Gaming PCs are a wonder to behold. But most of their wonderfulness lies inside the case. That is why gaming PCs make use of transparent or semi-transparent cases to maximize their visibility to the public. It is done purely for the aesthetic purpose of showing off your rig.
Another thing to keep in mind is that the cases should be big enough to accommodate the motherboard and the graphic card. Small cases are suited for work PCs, while bigger ones are better suited for gaming ones.
Seeing how much energy a gaming PC utilizes, it is apparent that it would generate a large amount of heat. Therefore, in order to ensure that your PC components do not heat up, a proper cooling system is required. This includes installing fans for inlets and exhausts.
The inlets push cold air inside the cabinet, while the exhausts push the hot air out from the rig. If you increase the number of fans, the power consumption will go up, and at the same time, the cooling efficiency will also increase. So keep in mind, a good gaming PC requires a proper ventilation system.
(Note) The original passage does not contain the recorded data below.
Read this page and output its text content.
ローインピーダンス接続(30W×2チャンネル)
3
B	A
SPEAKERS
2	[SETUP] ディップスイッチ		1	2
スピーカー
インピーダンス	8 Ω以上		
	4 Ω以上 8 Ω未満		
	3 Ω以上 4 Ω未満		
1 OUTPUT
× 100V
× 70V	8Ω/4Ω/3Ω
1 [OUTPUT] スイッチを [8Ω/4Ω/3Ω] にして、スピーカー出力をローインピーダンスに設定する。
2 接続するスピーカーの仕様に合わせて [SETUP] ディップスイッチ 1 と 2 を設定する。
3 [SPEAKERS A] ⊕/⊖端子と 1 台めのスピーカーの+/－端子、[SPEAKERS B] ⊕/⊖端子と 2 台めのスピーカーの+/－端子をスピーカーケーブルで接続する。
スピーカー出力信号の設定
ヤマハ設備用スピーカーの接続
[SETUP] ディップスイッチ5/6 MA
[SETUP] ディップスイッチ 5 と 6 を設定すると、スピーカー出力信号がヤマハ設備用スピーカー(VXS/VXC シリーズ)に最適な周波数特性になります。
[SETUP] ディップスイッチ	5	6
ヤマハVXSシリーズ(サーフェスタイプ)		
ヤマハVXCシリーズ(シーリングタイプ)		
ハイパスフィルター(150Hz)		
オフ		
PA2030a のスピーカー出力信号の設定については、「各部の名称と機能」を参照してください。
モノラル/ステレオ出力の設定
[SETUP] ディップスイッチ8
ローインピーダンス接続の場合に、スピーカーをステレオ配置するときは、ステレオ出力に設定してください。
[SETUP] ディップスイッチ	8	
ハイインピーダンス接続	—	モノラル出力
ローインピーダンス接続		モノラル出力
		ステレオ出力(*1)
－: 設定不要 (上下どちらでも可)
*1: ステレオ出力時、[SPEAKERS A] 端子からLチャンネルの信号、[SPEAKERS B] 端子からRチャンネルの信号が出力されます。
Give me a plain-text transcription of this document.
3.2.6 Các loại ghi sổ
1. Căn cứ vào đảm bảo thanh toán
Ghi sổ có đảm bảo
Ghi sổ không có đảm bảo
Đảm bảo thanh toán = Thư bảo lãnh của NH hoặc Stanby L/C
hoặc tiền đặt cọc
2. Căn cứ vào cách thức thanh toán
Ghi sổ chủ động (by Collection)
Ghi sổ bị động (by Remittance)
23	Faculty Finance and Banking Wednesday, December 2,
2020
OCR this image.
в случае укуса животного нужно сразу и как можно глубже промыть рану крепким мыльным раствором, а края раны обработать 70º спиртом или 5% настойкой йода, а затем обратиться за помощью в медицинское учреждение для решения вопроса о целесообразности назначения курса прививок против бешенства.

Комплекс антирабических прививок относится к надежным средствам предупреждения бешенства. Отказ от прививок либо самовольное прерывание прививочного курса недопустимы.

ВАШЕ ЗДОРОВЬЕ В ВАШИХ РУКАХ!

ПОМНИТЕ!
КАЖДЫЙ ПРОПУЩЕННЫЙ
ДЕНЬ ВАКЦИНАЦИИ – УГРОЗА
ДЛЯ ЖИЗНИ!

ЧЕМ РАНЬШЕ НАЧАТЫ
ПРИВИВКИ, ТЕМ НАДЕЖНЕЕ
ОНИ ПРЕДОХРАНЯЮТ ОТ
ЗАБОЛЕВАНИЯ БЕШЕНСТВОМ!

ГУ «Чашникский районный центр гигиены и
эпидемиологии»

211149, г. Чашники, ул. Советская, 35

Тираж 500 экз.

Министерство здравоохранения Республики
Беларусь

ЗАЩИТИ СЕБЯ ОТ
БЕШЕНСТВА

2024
Some gaming PCs also make use of water to cool the requisite parts. If done by an amateur, it can backfire. Hence it is usually done by professionals. But in the end, there is only one goal: to reduce the temperature inside the PC.
Gaming PCs nowadays have the usual telltale RGB colors. That is done purely to increase the aesthetic nature of the PC. Lights inside the cabinet help showcase your specs and the rig in general, while lights outside it are used to flood the immediate vicinity of the PC with a soft and changing glow.
Most often, the RGB color scheme is used, with many people nowadays opting for monochrome colors. This is not important, though. There are countless examples of PCs that do not showcase any RGB lighting effect, yet they are monstrous powerhouses.
It all comes down to the individual choice in the end. RGB or No RGB, lightning does not affect the performance of the PC in any manner.
These are the components that are attached to your computer. We will take a look at some of the essential peripherals required for a good gaming PC.
After investing heavily into the GPU,you need something to watch the results of the GPU’s work on. That is where the monitor comes in. You should opt for 2K or 4K monitors to bring out the colors and make the picture more vibrant.
Refresh rate is another thing that should be kept in mind. It refers to the number of times your screen is refreshed in a single second. Opt for a 144Hz or a 120 Hz screen for regular gaming and 200+ Hz for professional eSport gaming.
Ensure that the mouse is ergonomic and fits your hand perfectly. It should also have multiple DPI settings (sensitivity settings) that can allow you to change your mouse speed in an instant. Lighting effects are extra, that while fun to have, they are not helpful. Keep a good lookout for mouses with multiple programmable buttons, as they would help you a lot in professional levels of gaming.
Opt for a mechanical keyboard that is comfy to use and does not cause pain in your wrist. Colorful keyboards are good to have, as they can allow you to type and see, even in dim and dark environments.
The keys should also be kept in mind, as there are many different sizes available. Put good research into whether you want a num pad or not, or if you desire the arrow keys or not. Smaller and compact mechanical keyboards are pretty aesthetic to look at and use.
These are the fundamental aspects of a gaming PC. It might seem like a lot, but once you dive into the world of gaming electronics, it will be easy to understand and talk about. There are a few rules of thumb to keep in mind- newer generations are closer, but provide a better return on investment in the long run, heat is the enemy of any system, GPU is the most essential aspect of the computer after CPU, and finally, you can never have too much RAM.
Keep these things in mind, and you will surely build one of the best gaming pcs that suit you and your purposes.